A prolific author, he wrote a leading textbook of surgery, Rhoads' Textbook of Surgery, through four editions, as well publishing over 400 papers, many dealing with cancer. He was a president of the American Cancer Society and edited its journal, Cancer, for two decades. He made contributions in multiple other areas, including shock, burn, coagulation disorders and the use of sulfa to treat infections.
 An early proponent of peritoneal dialysis, he wrote an influential paper on this subject.

He was Provost of the University of Pennsylvania, from 1956–1959, and chairman of the Department of Surgery at the University from 1959–1972. While provost he scheduled surgeries for Saturdays and evenings. He was known as a mentor for young surgeons. From his 12 years as chairman, 62 of his surgical graduates achieved faculty positions at 34 medical schools, 11 as department chairmen. He was a visiting professor at 68 institutions, 62 came after his chairmanship. He was an editor of the Annals of Surgery for 55 years, until his death.
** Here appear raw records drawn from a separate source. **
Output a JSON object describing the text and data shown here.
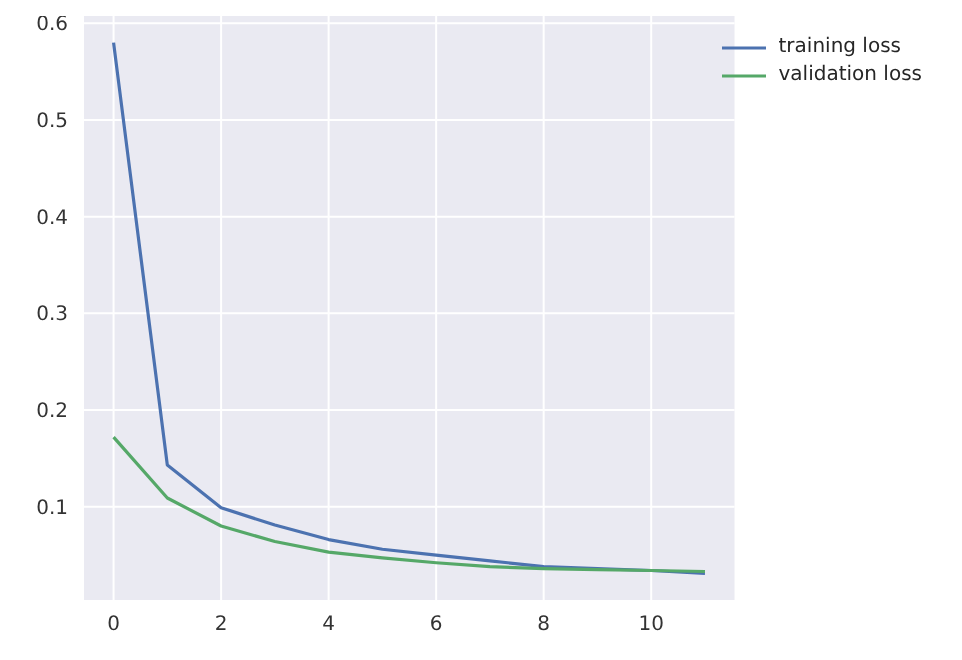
{
  "chart_data": {
    "type": "line",
    "x": [
      0,
      1,
      2,
      3,
      4,
      5,
      6,
      7,
      8,
      9,
      10,
      11
    ],
    "series": [
      {
        "name": "training loss",
        "color": "#4c72b0",
        "values": [
          0.58,
          0.143,
          0.099,
          0.081,
          0.066,
          0.056,
          0.05,
          0.044,
          0.038,
          0.036,
          0.034,
          0.031
        ]
      },
      {
        "name": "validation loss",
        "color": "#55a868",
        "values": [
          0.172,
          0.109,
          0.08,
          0.064,
          0.053,
          0.047,
          0.042,
          0.038,
          0.036,
          0.035,
          0.034,
          0.033
        ]
      }
    ],
    "xlim": [
      -0.55,
      11.55
    ],
    "xticks": [
      0,
      2,
      4,
      6,
      8,
      10
    ],
    "ylim": [
      0.0035,
      0.6075
    ],
    "yticks": [
      0.1,
      0.2,
      0.3,
      0.4,
      0.5,
      0.6
    ],
    "grid": true,
    "legend": "top right",
    "marker": "none",
    "line_style": "solid"
  }
}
Rhoads was described as a Renaissance man, "preternatural student, physician, surgeon, teacher, scientist, investigator, innovator, advisor, [and] role model." And, from 1976-1984 he was president of the American Philosophical Society, founded by Benjamin Franklin in 1743.

==Personal==
Rhoads credited his Quaker faith for enabling him to be a consensus builder and a successful leader. He was an active member of Germantown Friends Meeting. He served on committees overseeing local Quaker investments and Quaker schools: Germantown Friends School, Westtown School, and Bryn Mawr College. He went on medical missions to Vietnam and Korea through the American Friends Service Committee.

He met his wife, Terry Folin, a classmate, in medical school; they had six children. She became a pediatrician, but gave up her career to raise the children. She died in 1987 after 51 years of marriage. In 1990 he married distant cousin Kathryn Goddard, a pediatrician and the widow of a former Penn provost. He noted that he only married pediatricians and she only married former provosts; nevertheless, he said they were "not concerned over consanguinity." He was noted for "his quick wit, unique perspective, and a delightful sense of humor and good fellowship."

==Death==
He stopped operating at age 80 but never retired, refusing emeritus status and remaining active until two weeks before he died at 94 from stomach cancer. When he could no longer eat, his life was extended for months, "which he greatly valued," by TPN. His last days were spent at the HUP pavilion which the University of Pennsylvania had named after him in 1994; he was cared for by his own department members and family.